Cœur battant du lieu, une scène de 40 m² accueillera des collaborations artistiques, toutes pensées autour d’un fil littéraire. En février prochain, par exemple, dans le cadre du festival Lire en Hiver, l’auteur de polar David Coulon (Fayard) proposera une lecture performée, accompagné d’un pianiste et de deux comédiens – un événement intégralement pris en charge par la région.
L’espace librairie, d’une centaine de mètres carrés, offre environ 6 500 références, dont un vaste espace jeunesse animé par Éloïse Courraëy, passée par la librairie parisienne L’Arabesque. Côté bar, Nadège Ménassier s’appuie sur Julien Huet, formé lui aussi à l’École de la librairie. « Je ne connais pas beaucoup de librairies dotées d’une licence IV », plaisante la patronne, qui parvient à jongler entre livres et boissons grâce au logiciel Librisoft.
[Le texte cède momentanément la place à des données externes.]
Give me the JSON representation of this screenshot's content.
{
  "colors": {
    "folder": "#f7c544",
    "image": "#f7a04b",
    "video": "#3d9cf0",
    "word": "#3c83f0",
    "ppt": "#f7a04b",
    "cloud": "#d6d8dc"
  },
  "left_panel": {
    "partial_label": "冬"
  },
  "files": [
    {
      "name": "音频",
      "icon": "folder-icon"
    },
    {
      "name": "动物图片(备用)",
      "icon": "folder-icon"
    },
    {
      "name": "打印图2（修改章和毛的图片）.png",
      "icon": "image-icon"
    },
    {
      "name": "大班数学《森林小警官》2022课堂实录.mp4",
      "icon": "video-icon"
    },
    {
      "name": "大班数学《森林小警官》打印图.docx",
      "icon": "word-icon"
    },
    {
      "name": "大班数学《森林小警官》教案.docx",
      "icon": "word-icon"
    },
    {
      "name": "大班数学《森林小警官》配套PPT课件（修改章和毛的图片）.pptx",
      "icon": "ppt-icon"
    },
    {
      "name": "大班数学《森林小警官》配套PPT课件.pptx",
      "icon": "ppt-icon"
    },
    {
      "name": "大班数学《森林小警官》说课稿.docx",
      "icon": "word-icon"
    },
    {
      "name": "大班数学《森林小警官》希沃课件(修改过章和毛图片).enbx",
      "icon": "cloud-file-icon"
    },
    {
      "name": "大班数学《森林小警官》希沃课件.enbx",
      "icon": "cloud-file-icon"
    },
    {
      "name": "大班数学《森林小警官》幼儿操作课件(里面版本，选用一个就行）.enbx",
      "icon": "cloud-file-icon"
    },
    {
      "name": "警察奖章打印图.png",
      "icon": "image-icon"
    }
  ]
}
Au-delà de ses économies personnelles et d'un soutien familial, Nadège Ménassier a également bénéficié d’un accompagnement régional via l’agence Normandie Livre & Lecture, qui lui a accordé un fonds dédié au développement de l’économie du livre en Normandie (Fadel).
Autant de ressources qui ont permis à La Distillerie de s’imposer, aujourd'hui, comme une véritable respiration culturelle, un lieu où prendre le temps d’ouvrir un roman, de partager un verre ou d’écouter un instrument résonner sous la charpente d’un bâtiment devenu, en quelques semaines, le nouveau quartier général des habitants et des marcheurs curieux.